Antibody	Host species	Target species	Dilution	Technique	Vendor	Source
Gpr116	Rabbit	Rat, mouse	1:150/1:1,000	IF, WB		Abe et al. (9)
Gpr116	Rabbit	Rat, mouse, human	1:1,000	WB		Present study
V-ATPase (B1)	Rabbit	Mouse	1:100	TEM		Battistone et al. (31)
V-ATPase (B1/2)	Mouse	Rat, mouse, human	1:150	IF	Santa Cruz (sc-55544)
Pendrin	Rabbit	Mouse	1:200	IF		Royaux et al. (57)
AQP2	Chicken	Mouse	1:150	IF		Wade et al. (56)
AE1	Rabbit	Rat	1:150	IF	Alpha Diagnostic (AE11-A)	Battistone et al. (31)

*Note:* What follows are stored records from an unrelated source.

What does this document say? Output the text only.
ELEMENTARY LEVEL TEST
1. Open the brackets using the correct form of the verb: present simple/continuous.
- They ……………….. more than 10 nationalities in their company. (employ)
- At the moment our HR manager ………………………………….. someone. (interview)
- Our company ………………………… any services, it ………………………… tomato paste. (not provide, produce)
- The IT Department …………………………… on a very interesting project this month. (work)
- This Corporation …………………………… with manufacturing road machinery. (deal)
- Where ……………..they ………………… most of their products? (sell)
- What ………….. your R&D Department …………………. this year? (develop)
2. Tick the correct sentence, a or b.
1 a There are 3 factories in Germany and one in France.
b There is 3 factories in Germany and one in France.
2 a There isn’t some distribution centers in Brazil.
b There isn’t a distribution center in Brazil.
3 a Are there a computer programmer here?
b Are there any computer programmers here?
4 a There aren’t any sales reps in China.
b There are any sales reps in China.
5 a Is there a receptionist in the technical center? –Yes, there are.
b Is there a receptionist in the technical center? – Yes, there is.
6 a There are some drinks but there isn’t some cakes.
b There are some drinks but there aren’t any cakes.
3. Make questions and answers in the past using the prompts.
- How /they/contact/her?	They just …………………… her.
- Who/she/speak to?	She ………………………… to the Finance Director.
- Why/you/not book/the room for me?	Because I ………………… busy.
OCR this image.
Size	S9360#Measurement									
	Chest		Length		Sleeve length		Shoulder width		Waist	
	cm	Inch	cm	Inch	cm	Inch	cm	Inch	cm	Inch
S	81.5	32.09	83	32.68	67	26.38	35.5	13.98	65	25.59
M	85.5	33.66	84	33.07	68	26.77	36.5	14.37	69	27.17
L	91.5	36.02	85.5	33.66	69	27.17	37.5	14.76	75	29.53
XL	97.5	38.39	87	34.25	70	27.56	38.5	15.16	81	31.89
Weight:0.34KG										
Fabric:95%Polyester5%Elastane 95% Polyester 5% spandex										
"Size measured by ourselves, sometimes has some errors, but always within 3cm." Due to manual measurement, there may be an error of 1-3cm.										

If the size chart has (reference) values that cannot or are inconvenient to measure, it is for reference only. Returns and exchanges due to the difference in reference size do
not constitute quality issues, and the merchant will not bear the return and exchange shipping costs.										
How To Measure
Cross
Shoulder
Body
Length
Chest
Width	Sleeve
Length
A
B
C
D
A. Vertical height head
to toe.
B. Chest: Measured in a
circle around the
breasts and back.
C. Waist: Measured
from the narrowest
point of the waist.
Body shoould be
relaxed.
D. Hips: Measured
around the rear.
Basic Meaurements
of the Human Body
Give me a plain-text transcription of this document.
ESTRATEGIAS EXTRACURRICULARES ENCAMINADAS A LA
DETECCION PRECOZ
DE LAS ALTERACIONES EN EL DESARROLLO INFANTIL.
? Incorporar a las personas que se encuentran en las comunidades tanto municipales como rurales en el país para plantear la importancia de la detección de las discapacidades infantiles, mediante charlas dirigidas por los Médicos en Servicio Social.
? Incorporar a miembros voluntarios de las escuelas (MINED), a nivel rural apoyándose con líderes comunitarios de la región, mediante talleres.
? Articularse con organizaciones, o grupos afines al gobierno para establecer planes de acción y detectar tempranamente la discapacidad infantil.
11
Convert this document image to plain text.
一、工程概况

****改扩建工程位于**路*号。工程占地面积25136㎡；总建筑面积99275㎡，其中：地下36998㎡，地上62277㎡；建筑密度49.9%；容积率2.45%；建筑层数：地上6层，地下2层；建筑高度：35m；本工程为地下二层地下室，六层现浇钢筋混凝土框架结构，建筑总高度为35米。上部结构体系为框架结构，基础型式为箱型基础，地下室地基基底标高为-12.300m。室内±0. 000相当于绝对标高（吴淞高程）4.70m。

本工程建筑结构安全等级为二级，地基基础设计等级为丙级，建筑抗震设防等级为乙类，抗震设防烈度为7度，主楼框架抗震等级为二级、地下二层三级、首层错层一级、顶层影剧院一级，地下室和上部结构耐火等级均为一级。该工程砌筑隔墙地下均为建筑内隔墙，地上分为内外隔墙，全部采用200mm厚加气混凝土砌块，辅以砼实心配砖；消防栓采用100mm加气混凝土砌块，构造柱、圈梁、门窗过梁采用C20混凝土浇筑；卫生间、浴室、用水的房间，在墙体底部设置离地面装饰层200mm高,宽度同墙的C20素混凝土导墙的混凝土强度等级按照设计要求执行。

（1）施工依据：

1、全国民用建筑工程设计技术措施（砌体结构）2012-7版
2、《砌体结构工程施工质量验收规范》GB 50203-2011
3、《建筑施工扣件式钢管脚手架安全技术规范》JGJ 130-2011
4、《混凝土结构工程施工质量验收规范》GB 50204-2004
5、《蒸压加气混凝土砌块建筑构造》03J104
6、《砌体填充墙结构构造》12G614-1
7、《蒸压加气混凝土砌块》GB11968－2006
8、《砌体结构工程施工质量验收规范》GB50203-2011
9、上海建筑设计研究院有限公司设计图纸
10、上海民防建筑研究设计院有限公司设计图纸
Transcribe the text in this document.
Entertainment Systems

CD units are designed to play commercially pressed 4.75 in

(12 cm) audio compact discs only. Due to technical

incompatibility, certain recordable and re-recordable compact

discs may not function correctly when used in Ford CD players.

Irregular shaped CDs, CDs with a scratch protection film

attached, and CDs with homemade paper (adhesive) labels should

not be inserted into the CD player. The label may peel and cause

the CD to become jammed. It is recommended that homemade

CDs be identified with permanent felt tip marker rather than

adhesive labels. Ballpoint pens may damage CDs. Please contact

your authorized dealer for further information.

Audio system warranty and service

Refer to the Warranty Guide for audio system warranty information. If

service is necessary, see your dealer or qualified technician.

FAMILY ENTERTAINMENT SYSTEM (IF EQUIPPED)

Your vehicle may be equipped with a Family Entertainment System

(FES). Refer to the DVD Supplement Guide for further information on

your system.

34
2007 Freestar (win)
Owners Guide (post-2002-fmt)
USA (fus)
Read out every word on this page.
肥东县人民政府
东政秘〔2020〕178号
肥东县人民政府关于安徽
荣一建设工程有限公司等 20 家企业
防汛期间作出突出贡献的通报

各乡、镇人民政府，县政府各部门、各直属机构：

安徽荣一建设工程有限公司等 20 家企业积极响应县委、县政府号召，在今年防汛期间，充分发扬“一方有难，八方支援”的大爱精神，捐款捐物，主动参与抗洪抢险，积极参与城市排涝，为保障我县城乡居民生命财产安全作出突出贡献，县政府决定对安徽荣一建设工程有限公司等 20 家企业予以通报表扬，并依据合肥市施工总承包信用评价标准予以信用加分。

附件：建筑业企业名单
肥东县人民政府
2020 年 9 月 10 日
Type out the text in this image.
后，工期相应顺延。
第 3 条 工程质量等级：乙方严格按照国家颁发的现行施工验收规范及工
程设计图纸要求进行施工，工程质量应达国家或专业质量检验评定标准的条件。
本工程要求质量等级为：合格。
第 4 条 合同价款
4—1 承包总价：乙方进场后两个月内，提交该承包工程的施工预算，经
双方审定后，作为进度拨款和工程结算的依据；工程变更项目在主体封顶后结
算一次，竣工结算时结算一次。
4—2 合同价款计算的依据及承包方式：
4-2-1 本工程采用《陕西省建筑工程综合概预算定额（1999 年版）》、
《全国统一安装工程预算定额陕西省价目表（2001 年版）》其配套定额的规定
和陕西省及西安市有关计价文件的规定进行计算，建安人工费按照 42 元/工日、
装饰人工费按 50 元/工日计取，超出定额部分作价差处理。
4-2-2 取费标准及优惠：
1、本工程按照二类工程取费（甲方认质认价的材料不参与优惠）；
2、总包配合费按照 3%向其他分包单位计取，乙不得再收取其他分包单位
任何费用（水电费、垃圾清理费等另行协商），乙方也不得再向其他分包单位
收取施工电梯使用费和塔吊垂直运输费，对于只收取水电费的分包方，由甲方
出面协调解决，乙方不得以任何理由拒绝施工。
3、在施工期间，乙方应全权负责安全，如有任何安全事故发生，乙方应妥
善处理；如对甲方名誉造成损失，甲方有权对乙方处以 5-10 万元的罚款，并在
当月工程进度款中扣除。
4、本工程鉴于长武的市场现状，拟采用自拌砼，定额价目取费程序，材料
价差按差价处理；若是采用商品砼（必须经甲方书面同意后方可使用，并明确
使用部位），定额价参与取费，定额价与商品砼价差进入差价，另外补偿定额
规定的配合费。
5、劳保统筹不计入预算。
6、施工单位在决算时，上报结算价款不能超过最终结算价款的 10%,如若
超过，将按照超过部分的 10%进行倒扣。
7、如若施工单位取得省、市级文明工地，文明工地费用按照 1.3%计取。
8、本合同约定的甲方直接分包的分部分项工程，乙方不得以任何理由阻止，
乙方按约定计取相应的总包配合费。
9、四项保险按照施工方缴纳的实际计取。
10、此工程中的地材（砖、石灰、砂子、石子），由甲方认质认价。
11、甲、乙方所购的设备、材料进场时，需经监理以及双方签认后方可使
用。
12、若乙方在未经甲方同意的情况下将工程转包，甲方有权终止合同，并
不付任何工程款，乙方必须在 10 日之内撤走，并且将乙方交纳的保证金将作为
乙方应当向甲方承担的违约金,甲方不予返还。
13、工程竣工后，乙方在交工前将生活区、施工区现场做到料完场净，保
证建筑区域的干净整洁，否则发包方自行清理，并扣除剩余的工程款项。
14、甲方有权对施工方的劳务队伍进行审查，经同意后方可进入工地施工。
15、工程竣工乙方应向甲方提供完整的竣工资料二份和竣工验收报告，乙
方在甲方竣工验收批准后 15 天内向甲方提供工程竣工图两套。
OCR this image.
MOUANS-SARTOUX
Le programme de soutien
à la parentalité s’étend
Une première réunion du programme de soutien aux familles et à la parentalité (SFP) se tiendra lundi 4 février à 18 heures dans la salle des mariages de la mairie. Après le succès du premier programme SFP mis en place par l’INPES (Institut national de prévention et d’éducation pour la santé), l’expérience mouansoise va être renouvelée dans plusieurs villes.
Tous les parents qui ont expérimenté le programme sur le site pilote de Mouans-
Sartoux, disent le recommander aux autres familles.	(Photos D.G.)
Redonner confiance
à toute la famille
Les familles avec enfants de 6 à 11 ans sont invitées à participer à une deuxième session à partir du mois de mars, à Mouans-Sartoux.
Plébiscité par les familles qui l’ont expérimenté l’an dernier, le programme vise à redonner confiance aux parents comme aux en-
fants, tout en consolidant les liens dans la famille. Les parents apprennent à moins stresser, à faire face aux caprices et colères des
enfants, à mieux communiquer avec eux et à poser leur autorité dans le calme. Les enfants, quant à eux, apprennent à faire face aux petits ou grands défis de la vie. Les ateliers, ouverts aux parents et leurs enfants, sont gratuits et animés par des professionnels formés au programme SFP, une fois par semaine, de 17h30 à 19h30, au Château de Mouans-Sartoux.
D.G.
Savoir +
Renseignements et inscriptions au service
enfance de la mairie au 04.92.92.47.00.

IF, immunfluoresence; TEM, transmission electron microscopy; WB, Western blot.

Table 2.

TaqMan real-time PCR assays used

Gene	TaqMan ID	Exon boundary
ADGRF5 (Gpr116)	Mm00685646_m1	6–7
SFTPC (SP-C)	Mm00488144_m1	1–2
AQP2	Mm00437575_m1	1–2
SLC4A1 (AE1)	Mm00441492_m1	3–4
ATP6V1B1	Mm00460309_m1	2–3
ATP6V0D2	Mm01222963_m1	1–2
ATP6V1G3	Mm00616840_m1	2–3
AQP6	Mm00558232_m1	1–2
CLCN5 (ClC-5)	Mm00443851_m1	8–9

Animals.

All mice were housed in accordance with the policies and procedures of the The Johns Hopkins Institutional Animal Care and Use Committee and University of Texas–Health Science Center at Houston Animal Care and Use Committees. Gpr116^flox animals were provided as a generous gift from Brad St. Croix, National Cancer Institute, Bethesda, MD. These mice contain loxP sites flanking either side of exon 2, encoding the start codon, in Gpr116 (15). Ksp-Cre animals (Cdh16 promoter) were purchased from The Jackson Laboratory. Ksp is a tissue-specicfic cadherin that is expressed in tubular epithelial cells in the kidney, including the collecting duct, and was used to selectively delete Gpr116 from the nephron (58). KO animal genotype was Gpr116^flox/flox; Ksp-Cre. WT animal genotype was Gpr116^+/+; Ksp-Cre or Gpr116^flox/flox (no Cre). Induction of metabolic acidosis in mice was achieved by addition of 280 mM NH₄Cl to the drinking water with 0.5% sucrose for 48 h, whereas 0.5% sucrose in water was used as the vehicle control (23). All mice were male between the ages of 3 and 6 mo unless otherwise noted. Data from female mice are presented in SI Appendix, Fig. S6.

Statistical Analysis.

Results are presented as mean ± SEM. Analysis of WT and KO samples was performed using a Kruskal–Wallis test followed by a Dunn’s multiple comparisons test, and P values were adjusted using Bonferroni’s correction. For analysis of only two groups, a Mann–Whitney test was performed and an exact P value is reported. All statistical tests were performed using GraphPad Prism 8.3.0. P < 0.05 was considered significant.

Data Availability.

All data generated or analyzed as a part of this study are included in the main text or SI Appendix.